Paper short abstract:
In this paper, I will critically examine Ōmori Shōzō's theory of the past and point out some essential difficulties it faces. Starting from this analysis, I will further seek to develop an alternative approach to the thematic of the past.
Paper long abstract:
Philosopher Ōmori Shōzō 大森荘蔵 (1921-1997) developed in his later years a "recollection theory of the past" (想起過去説), which has formed a background for contemporary Japanese discourse on history and narrative. In this paper, through a critical reading of this theory of Ōmori, I will point out some essential difficulties it faces and thereby suggest a new approach to the thematic of the past.
Rejecting the conventional view of recollection as a reproduction of past perception, Ōmori argues that recollection is a linguistic experience - mediated by the past tense of the verb - that entirely differs in nature from perception. On this basis, he sets forth the anti-realist thesis that the past does not exist independently of recollection, but resides precisely in the linguistic meaning of recollection, or, briefly put, that "to be past is to be recollected."
A close inspection shows, however, that Ōmori's argument not only focuses on the concept of the past as recollected, but also contains the notion that "the past has disappeared without trace" - a notion which is in discord with the former. Furthermore, in contrasting recollection and perception as two heterogeneous modes of experience, he unwittingly introduces past perception as something past and yet perceptual, thus not linguistically recollected. In this way, Ōmori's theory of the past becomes undermined from within by the very ideas designed to support its position.

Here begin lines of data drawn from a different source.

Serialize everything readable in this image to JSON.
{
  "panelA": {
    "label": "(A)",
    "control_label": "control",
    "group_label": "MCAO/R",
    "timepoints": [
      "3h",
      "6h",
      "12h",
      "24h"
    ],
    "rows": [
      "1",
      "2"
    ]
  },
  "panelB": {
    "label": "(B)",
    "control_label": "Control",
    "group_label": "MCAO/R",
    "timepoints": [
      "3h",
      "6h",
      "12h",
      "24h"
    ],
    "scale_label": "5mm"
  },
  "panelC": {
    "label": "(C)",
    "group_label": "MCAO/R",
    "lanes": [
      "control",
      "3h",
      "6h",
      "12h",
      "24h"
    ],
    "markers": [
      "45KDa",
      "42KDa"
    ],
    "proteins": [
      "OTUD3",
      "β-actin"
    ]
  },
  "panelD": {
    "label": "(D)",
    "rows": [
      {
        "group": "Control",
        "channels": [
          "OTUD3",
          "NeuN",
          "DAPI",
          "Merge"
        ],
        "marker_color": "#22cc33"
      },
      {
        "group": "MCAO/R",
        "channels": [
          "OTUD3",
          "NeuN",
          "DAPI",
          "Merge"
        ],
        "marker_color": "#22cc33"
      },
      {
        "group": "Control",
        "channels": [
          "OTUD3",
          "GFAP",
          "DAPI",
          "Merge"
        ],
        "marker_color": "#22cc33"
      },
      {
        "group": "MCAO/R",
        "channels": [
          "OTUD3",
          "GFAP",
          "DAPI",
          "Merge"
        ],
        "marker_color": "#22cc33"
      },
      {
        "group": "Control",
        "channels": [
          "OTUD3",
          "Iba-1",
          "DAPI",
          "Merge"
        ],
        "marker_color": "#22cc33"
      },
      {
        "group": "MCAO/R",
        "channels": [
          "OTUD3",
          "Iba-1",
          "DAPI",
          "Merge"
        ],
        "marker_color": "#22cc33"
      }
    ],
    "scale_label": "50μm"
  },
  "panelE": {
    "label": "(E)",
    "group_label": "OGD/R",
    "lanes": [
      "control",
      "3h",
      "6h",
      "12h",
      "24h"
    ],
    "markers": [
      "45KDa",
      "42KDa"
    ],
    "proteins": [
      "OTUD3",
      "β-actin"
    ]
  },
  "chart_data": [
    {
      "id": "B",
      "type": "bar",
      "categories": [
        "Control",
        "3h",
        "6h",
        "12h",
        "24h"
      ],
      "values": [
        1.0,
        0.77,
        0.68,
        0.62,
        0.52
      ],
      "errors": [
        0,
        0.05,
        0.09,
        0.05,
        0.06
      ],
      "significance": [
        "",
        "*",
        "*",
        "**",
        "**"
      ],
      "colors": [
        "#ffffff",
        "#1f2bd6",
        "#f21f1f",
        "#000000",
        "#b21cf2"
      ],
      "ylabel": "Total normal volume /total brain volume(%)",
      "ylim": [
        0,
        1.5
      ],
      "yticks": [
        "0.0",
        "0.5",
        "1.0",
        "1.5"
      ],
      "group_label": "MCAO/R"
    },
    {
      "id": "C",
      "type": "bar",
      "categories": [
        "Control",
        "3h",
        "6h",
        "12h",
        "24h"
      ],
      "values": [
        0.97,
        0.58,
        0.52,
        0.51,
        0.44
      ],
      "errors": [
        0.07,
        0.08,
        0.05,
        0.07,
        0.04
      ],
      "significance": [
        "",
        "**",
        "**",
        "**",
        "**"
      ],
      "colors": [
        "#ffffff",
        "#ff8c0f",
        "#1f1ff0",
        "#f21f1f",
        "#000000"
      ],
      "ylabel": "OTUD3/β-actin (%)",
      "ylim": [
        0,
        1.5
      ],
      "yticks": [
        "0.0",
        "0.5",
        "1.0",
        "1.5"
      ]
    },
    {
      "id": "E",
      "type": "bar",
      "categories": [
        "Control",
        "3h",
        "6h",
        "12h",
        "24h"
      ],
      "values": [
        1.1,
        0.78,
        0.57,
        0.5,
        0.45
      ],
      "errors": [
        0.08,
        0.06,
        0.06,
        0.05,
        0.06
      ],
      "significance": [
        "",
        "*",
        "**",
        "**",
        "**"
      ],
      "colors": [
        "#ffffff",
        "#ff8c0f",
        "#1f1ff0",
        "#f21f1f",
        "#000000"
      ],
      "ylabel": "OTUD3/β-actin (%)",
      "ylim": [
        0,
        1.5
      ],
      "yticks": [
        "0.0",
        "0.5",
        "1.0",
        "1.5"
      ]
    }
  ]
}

This aporia of Ōmori's theory may be reconceived, however, as a starting point for developing an alternative view of the past. My analysis shows how the generality of linguistic recollection (e.g. a recollected pain) stands in a dynamic conflict with the singularity of the past event (e.g. that pain beyond recollection). That is, a recollection is surpassed by a singular past event, which in turn is reappropriated by a new recollection, and this alternation between the two poles may indefinitely repeat itself.